Откуда возникло у меня это дикое непроглядное чувство загнанности, одиночества, страха, что уже никто никогда не пробьется в мою жизнь?.. Нет-нет, я не одна, мне помогут. В этой адской, раздирающей тело и мозг боли я перебираю в памяти своих друзей, цепляясь за их имена, как утопающий за соломинку.
С Оксаной Бойчук мы дружим с первого курса. Оксанкин отец – генерал химических войск, Герой Советского союза. А сколько друзей у сережкиного отца?! Самый близкий – адмирал Воронцов, бывший начальник морской разведки, живет в нашем доме. Ему… только снять телефонную трубку. Нет, тут нужны химики. Кузнецов Владимир Филиппович, генерал из Академии противохимической защиты. Его жена дружит с мой матерью…
То дергаясь, то извиваясь от боли, продолжаю тешить себя мыслью, что где-то совсем рядом есть люди, готовые мне помочь. Профессора химии, даже академики. Правда, академики все …штатские, но – академики же! Наших знакомых хватит на полк солдат. И нужен-то сущий пустяк – перевести меня в хорошую больницу. Достаточно одному из них пошевелить пальцем…
И снова как холодом пронизало: «…ЧЕМ ЦАРЬ ДОБРЕЙ, ТЕМ БОЛЬШЕ ЛЬЕТСЯ КРОВИ…»
Тоня, – зову я жалобно,– строчка стихов о царе, которую любит твоя семья, – чья? Кто автор?
– Автор – самый мудрый поэт во всей русской литературе. Максимилиан Волошин… Как? Даже имени не слыхали? Вот те раз! Русскую историю надо было изучать не по краткому курсу, даже не по Соловьву и Ключевскому, а по Максимилиану мудрому.
– Мудрому, говоришь? Напомни, пожалуйста, самые мудрые строки нашей истории, чтоб даже боль унялась…

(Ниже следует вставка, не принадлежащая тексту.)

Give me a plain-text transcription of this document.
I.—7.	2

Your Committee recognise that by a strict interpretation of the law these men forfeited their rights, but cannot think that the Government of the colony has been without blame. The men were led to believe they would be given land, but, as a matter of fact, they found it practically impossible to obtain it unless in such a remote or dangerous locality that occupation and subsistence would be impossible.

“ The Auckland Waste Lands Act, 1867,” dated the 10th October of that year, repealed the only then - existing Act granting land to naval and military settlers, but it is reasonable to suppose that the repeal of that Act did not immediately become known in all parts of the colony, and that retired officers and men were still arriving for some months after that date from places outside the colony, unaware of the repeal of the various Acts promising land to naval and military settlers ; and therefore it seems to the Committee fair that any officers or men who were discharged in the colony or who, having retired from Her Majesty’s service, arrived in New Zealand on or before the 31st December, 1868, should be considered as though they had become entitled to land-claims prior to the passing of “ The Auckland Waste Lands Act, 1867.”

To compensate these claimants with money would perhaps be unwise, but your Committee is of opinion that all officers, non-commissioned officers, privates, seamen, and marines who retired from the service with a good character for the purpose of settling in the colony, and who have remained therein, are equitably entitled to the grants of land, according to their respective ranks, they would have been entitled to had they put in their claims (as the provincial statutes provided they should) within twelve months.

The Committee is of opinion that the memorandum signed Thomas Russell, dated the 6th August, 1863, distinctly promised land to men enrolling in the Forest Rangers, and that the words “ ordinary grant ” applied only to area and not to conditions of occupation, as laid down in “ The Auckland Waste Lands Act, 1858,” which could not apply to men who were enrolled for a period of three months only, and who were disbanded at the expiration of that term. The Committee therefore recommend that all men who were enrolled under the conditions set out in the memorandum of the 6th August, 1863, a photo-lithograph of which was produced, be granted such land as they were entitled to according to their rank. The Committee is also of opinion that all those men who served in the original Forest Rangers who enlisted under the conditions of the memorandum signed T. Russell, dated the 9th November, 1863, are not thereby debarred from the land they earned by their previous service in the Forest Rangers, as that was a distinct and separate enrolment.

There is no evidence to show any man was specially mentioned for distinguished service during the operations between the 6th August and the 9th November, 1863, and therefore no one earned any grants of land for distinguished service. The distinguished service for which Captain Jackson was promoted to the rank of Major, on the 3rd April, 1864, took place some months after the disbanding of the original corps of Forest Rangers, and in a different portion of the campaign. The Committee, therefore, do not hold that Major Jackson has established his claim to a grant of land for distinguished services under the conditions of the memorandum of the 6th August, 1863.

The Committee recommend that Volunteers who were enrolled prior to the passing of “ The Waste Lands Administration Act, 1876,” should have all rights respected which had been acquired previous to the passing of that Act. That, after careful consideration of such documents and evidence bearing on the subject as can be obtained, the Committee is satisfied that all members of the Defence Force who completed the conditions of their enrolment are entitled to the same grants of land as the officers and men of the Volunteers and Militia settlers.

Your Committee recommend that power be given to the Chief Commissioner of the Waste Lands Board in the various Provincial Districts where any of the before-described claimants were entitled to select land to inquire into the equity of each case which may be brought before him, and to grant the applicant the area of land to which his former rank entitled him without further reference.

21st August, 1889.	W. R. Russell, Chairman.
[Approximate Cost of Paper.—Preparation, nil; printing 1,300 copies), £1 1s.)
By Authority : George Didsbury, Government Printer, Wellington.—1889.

Тоню упрашивать не надо. Она привстала на койке, и поморщась от боли, начала вполголоса, чтоб служба не влезла со своим криком:
«Расплясались, разгулялись бесы
По России вдоль и поперек,
Рвет и кружит снежные завесы
Выстуженный Северовосток…
В этом ветре – гнев веков свинцовых,
Русь Малют, Иванов, Годуновых…
Быль царей и явь большевиков…
Что менялось? Знаки и возглавья?
Тот же ураган на всех путях:
В комиссарах – дух самодержавья,
Взрывы революции – в царях.»
– Здорово, Тонечка, мощно, но боль моя не исчезла… От высокой человечности мудреца не ослабла…
– Продолжать, Люба? Максимилиан Волошин спасал в своем коктебельском доме всех. Красных – от белой контразведки. Белых – от красных… И вот как это вылилось в его стихи:
«И здесь, и там звучит все тот же глас.
“Кто не за нас – тот против нас”.
А я стою один меж ними
В ревущем пламени и дыме
И всеми силами своими
Молюсь за тех и за других…!»
– Тоня, – чуть приподняла Люба голову. – Вы живете поэзией. Почему вы пошли в химию, а не на филологический факультет.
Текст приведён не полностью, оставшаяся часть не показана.